Disney's legal department takes action to sue Seedance 2.0 for using Marvel and Star Wars characters to train AI models
According to a letter obtained by Axios, The Walt Disney Company sent a letter to ByteDance on Friday local time, accusing the latter of using Disney works without permission while training and developing the Seedance 2.0 model, demanding that ByteDance "stop the infringement and not commit it again".
The letter was written by Disney lawyer David Singer, addressed to ByteDance's global general counsel John Rogovin. Disney accused ByteDance's Seedance service of having a "preset" pirated material library containing Disney copyrighted characters, involving multiple IPs such as Star Wars and Marvel, and claimed that their actions suggested that these highly commercialized IPs were "free public domain clip art".

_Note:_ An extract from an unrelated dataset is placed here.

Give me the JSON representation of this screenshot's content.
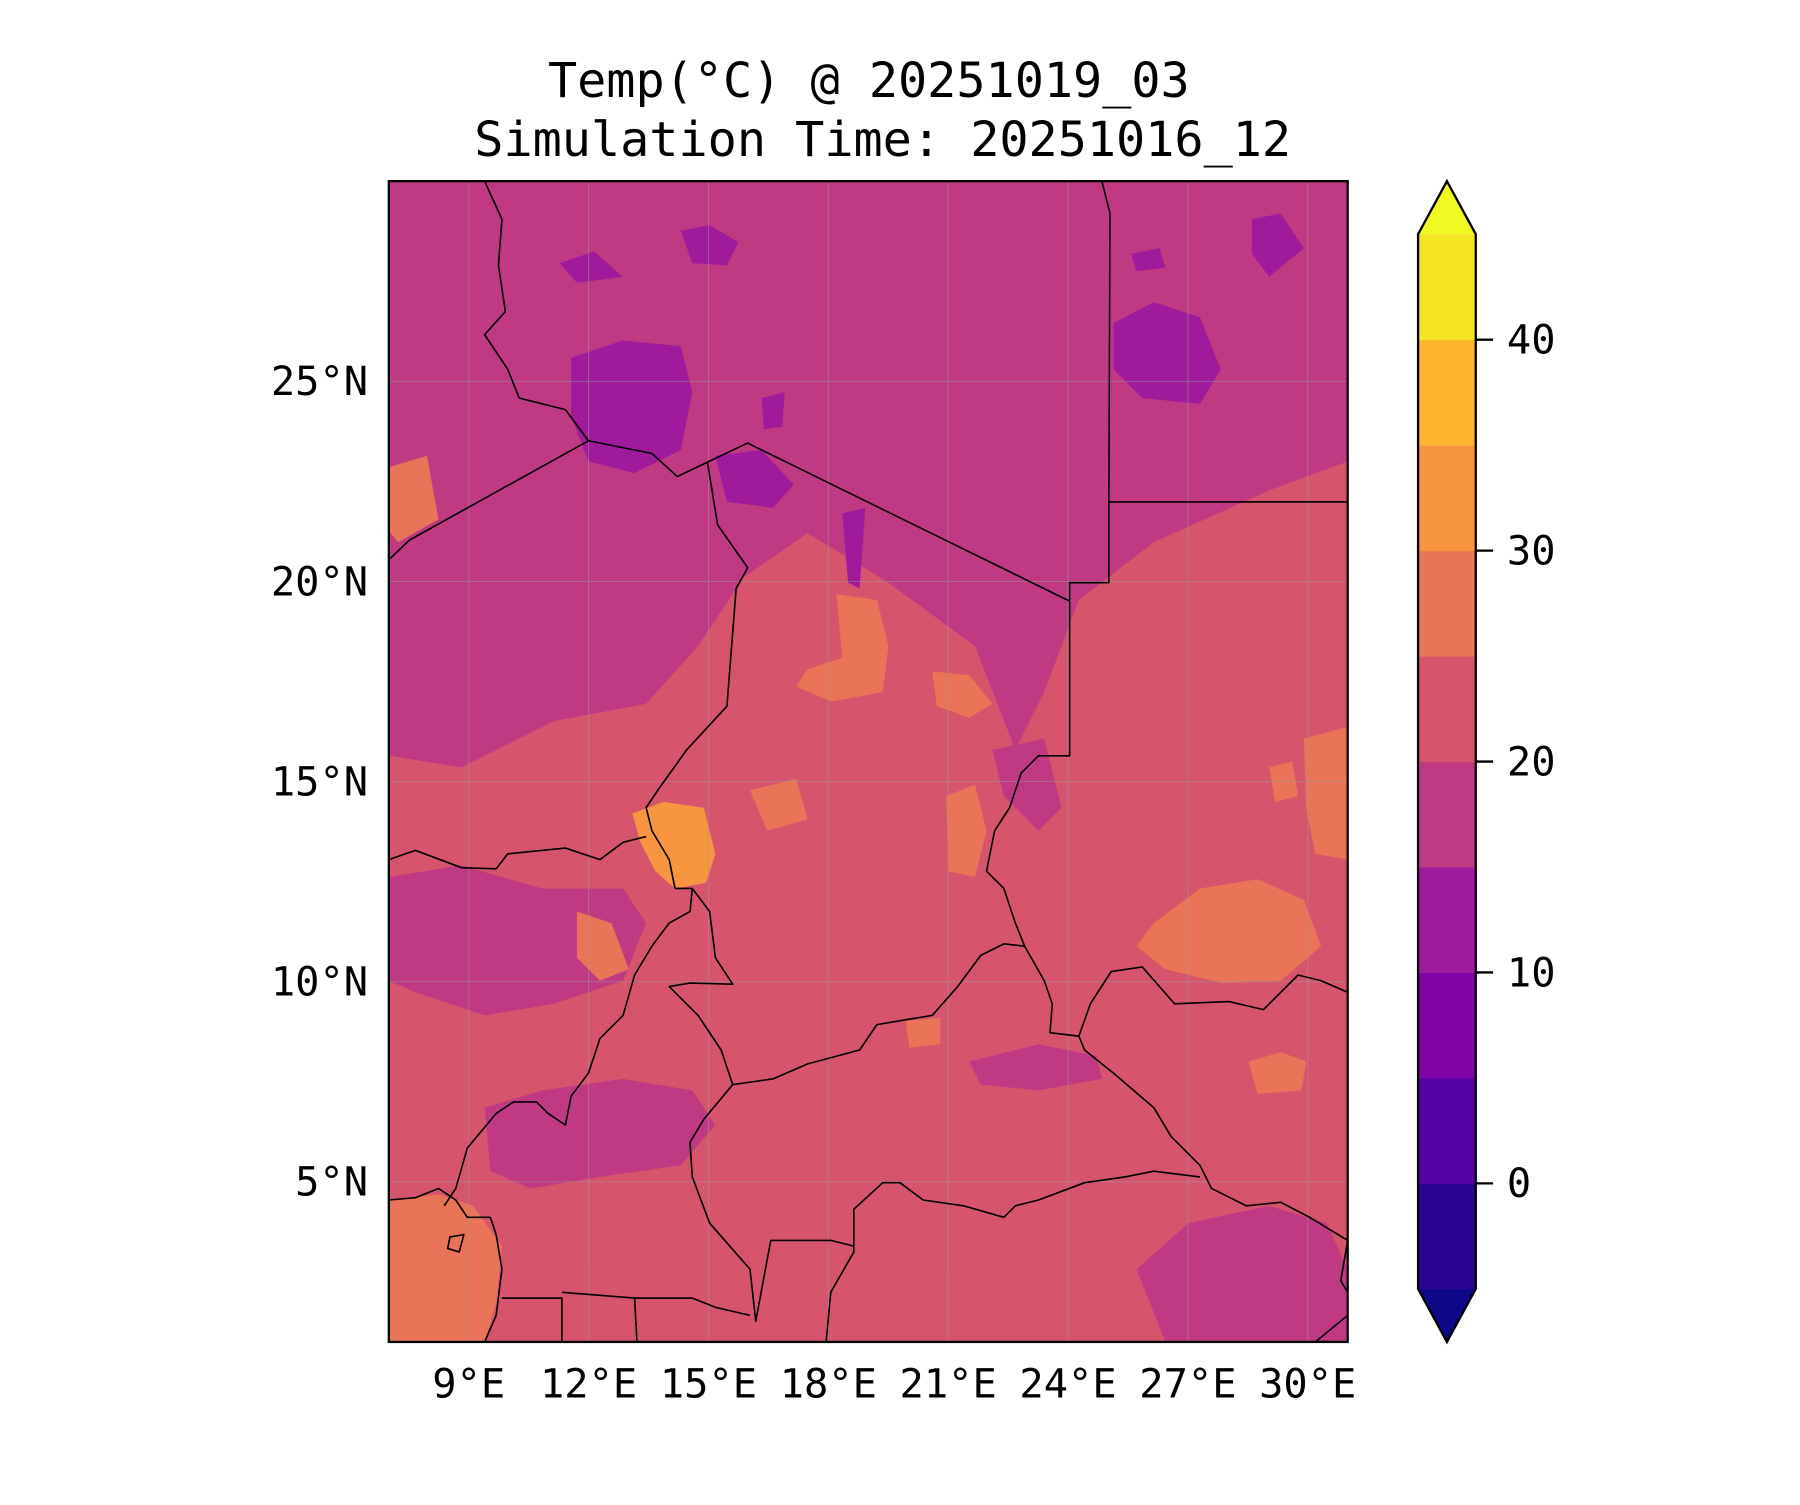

Disney further stated that despite its public opposition, ByteDance continued to "hijack" Disney characters by copying, distributing, and creating derivative works, describing this behavior as "virtual looting" and calling it "deliberate, widespread, and completely unacceptable".
David Singer also emphasized in the letter that the infringement on Seedance may just be the "tip of the iceberg," and the reason this judgment is shocking is that Seedance has only been online for just two days.
To substantiate the infringement allegations, Disney listed several examples in the letter, stating that videos generated by Seedance featured several Disney copyrighted characters, including Marvel's Spider-Man, Star Wars' Darth Vader, and Peter Griffin from Family Guy.
Disney also pointed out that these videos were publicly posted by users on social media, indicating that the infringement dissemination has reached a considerable scale. Disney further accused Seedance of profiting from these unauthorized copyrighted contents as a commercial service.